The Israeli incursion into Lebanon came before dawn Wednesday, when troops clashed with guerrillas near the coastal border town of Naqoura. The troops later pulled back across the border, though witnesses reported two tanks remained about 500 yards inside Lebanon.
With Hezbollah still operating on the border despite a week’s poundings, Israeli strikes were chasing rocket firers with a vengeance, but often hitting others. U.N. peacekeepers’ main headquarters in the south was hit by an Israeli artillery shell after a rocket was fired from nearby. There were no casualties.
Israeli bombers, which had been focusing on Hezbollah strongholds in southern Beirut, also hit a Christian suburb on the eastern side of the capital for the first time.
The target was a truck-mounted machine used to drill for water but could have been mistaken for a missile launcher. No one was hurt.
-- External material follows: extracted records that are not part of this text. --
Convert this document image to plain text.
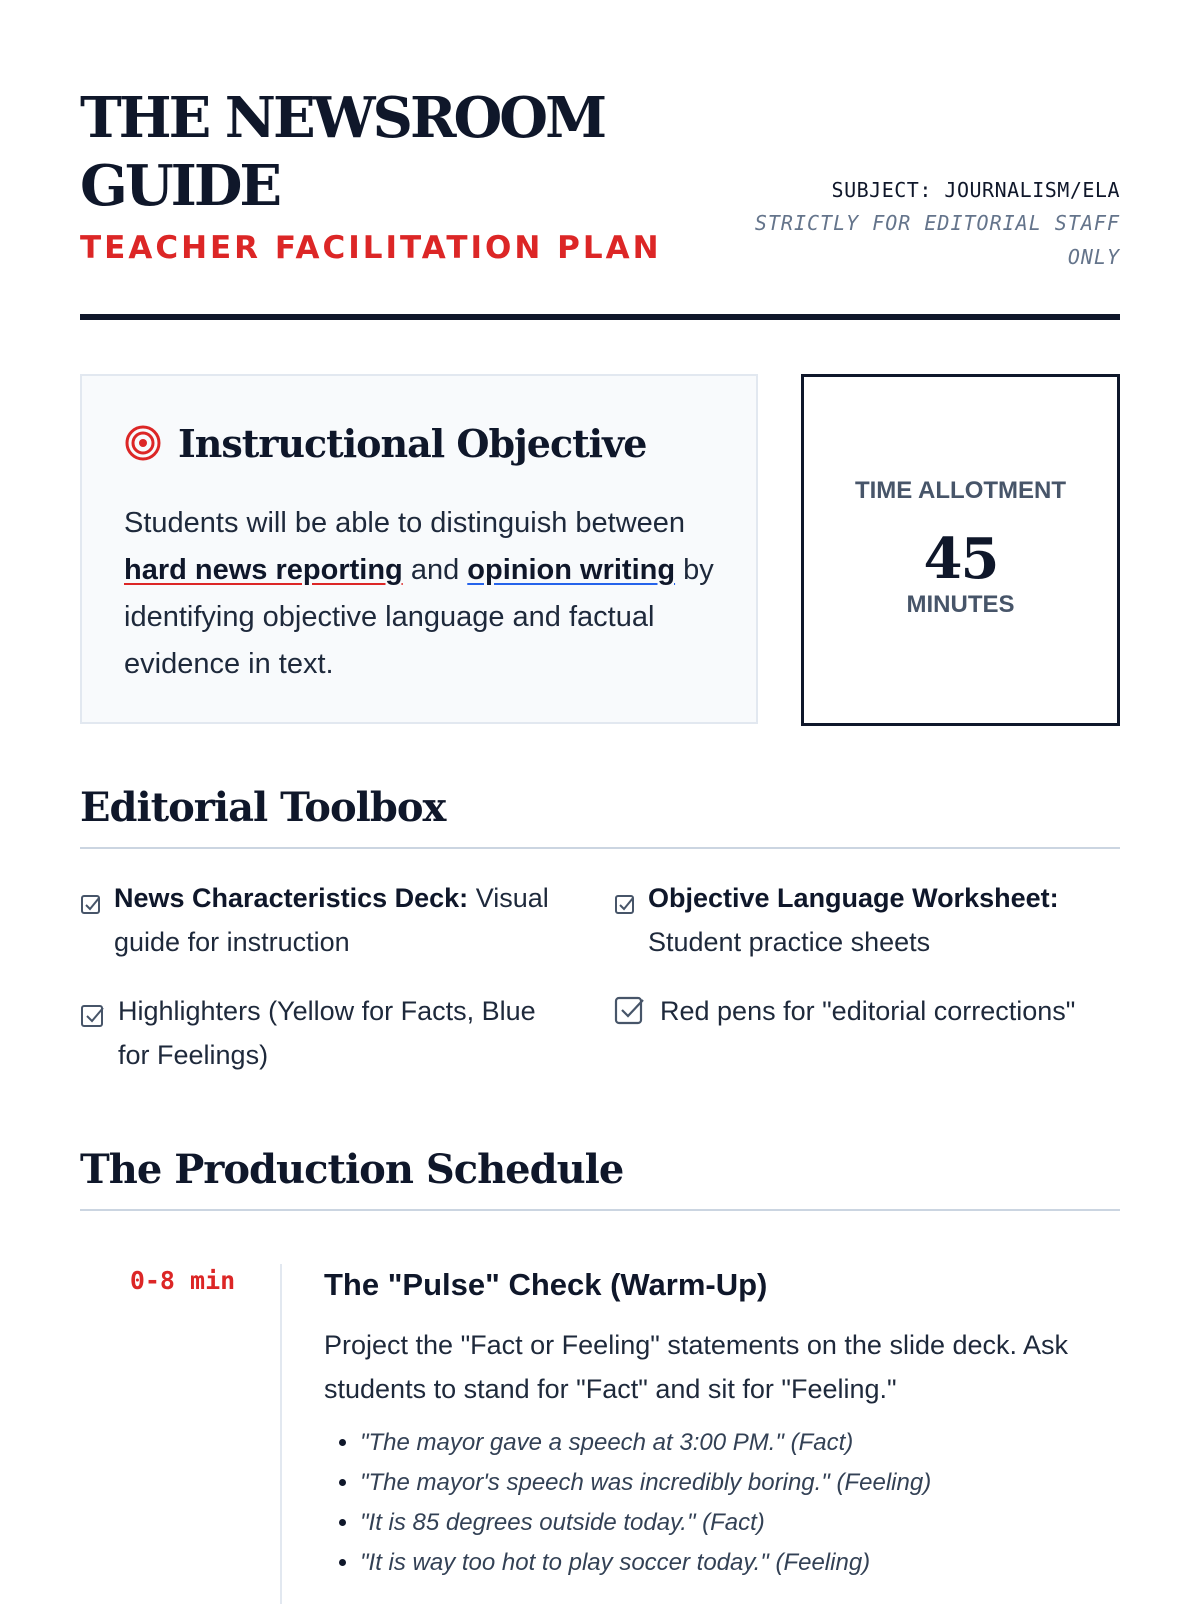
THE NEWSROOM GUIDE
TEACHER FACILITATION PLAN
SUBJECT: JOURNALISM/ELA
STRICTLY FOR EDITORIAL STAFF ONLY
Instructional Objective

Students will be able to distinguish between hard news reporting and opinion writing by identifying objective language and factual evidence in text.

TIME ALLOTMENT
45
MINUTES
Editorial Toolbox
News Characteristics Deck: Visual guide for instruction
Objective Language Worksheet:
Student practice sheets
Highlighters (Yellow for Facts, Blue for Feelings)
Red pens for "editorial corrections"
The Production Schedule
0-8 min	The "Pulse" Check (Warm-Up)

Project the "Fact or Feeling" statements on the slide deck. Ask students to stand for "Fact" and sit for "Feeling."

• "The mayor gave a speech at 3:00 PM." (Fact)
• "The mayor's speech was incredibly boring." (Feeling)
• "It is 85 degrees outside today." (Fact)
• "It is way too hot to play soccer today." (Feeling)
In the village of Srifa, near Tyre in southern Lebanon, airstrikes flattened 15 houses after rockets were fired from the area. The village’s headman, Hussein Kamaledine, said 25 to 30 people lived in the houses, but it was not known whether they were at home at the time. Many people have fled southern Lebanon.
“This is a real massacre,” Kamaledine told Hezbollah’s Al-Manar TV as fire engines extinguished the blaze and rescue workers searched for survivors.
High casualties also were feared in the nearby town of Salaa and the Hezbollah stronghold of Baalbek in eastern Lebanon, where more houses were devastated.